Gentilissimi Colleghi,

in un contesto gravissimo quale quello che stiamo affrontando a causa del virus covid-19, l’Amministrazione della Giustizia, soprattutto per la parte che riguarda gli Avvocati, diviene molto rischiosa a causa dell’affollamento che generalmente caratterizza i Tribunali di tutta la Penisola.
In questa ottica, nel tentativo di salvaguardare tutti coloro che quotidianamente si recano nelle trincee giudiziarie, il Governo ha emanato i decreti che si sono susseguiti dall’8 marzo u.s. fino al decreto “Cura Italia” ultimo emanato.
Ebbene, se in un primo momento il Legislatore ha prodotto una norma di difficile comprensione, stanti le evidenti criticità interpretative circa la portata effettiva della sospensione, almeno sotto tale profilo con l’ultima stesura, sembrerebbe fugato ogni dubbio, di tal ché ogni termine processuale, fatta eccezione per quelli esplicitamente individuati, è sospeso fino al 15 aprile.

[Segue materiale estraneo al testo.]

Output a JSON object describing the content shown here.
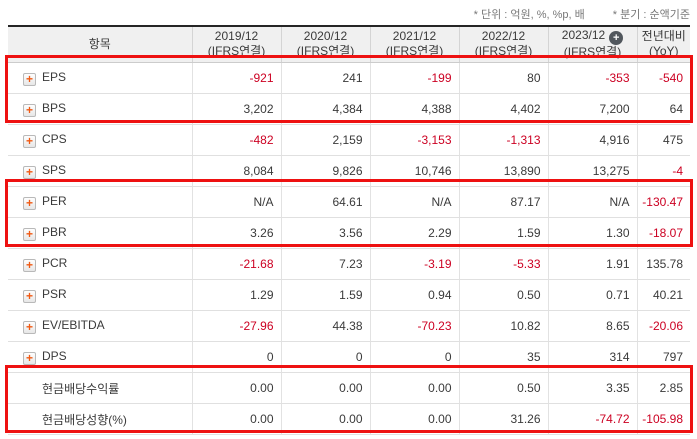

Il decreto “Cura Italia”, tuttavia, appare gravemente deludente   in punto di sostegno economico/finanziario alla nostra Categoria forense, laddove, per la stessa, non sono stati previsti neppure i già esigui 600 euro stabiliti per le partite iva sottoposte alla gestione separata INPS.
Pur comprendendo la situazione di emergenza in cui è stato elaborato il testo normativo di che trattasi e l’esigenza di intervenire sugli scenari più drammatici che si stanno configurando a causa del coronavirus, non possiamo tacere il nostro disagio per essere, come sempre, considerati ai margini della società e non meritevoli di assistenza, quasi si ritenesse che in qualche modo l’Avvocato se la possa cavare sempre da solo.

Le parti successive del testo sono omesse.